Kinderärzte-Verband kritisiert Einführung der generalistischen Pflegeausbildung

Als im Winter 2022/23 Kinderarztpraxen und Kinderklinken am Limit arbeiteten, wies der BVKJ die "Entlastungsvorschläge" Lauterbachs mit Hinweis auf die Besonderheiten bei der Versorgung von Kindern scharf zurück. Es sei "absurd und gefährlich", Pflegekräfte ohne Erfahrung auf Kinderstationen abzukommandieren, die sich dann im Akkord um kranke Frühgeborene, Säuglinge, Kleinkinder und Jugendliche kümmern müssten.

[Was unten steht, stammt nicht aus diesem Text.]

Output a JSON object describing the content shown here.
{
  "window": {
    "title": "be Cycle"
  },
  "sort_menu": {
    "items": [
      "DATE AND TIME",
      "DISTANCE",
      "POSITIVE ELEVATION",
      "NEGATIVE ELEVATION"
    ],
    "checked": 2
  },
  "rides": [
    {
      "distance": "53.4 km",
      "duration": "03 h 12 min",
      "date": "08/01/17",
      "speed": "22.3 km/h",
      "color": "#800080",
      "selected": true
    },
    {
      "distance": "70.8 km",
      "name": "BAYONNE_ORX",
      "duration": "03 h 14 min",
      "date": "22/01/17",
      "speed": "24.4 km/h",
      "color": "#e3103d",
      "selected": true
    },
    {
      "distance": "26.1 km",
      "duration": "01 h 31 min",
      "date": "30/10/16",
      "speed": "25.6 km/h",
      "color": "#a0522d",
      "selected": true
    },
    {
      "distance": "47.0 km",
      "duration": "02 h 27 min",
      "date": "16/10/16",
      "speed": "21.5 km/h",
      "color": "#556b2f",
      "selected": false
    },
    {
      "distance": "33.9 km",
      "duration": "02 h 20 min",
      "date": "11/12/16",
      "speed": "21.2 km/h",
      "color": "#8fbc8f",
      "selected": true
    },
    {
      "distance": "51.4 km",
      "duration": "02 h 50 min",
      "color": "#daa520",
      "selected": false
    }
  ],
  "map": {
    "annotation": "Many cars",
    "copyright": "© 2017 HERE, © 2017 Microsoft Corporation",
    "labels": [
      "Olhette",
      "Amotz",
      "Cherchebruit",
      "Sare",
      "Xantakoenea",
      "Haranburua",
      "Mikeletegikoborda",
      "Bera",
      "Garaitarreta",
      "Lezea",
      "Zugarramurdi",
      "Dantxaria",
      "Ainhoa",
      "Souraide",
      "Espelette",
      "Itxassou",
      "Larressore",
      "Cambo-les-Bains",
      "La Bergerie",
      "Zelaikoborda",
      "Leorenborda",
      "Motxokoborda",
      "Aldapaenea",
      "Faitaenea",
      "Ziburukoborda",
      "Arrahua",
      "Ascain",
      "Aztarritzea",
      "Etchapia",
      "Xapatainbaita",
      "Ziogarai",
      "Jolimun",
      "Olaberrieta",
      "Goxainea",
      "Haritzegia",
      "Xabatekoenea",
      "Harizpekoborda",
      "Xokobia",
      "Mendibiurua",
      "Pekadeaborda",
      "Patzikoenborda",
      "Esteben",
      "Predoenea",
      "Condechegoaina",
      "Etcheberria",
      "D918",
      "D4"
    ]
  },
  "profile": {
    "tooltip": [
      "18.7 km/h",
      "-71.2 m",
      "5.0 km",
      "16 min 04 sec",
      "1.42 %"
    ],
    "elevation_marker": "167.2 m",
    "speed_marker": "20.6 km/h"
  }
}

Der Verband der Kinderärzte kritisierte die Einführung der sogenannten generalistischen Pflegeausbildung. Damit werde die spezialisierte Kinderkrankenpflege systematisch ausgehöhlt. Von Notfallmedizinern ist bekannt, dass sie von der Angst begleitet werden, in einem Kindernotfall helfen zu müssen, das könnte sie schnell überfordern.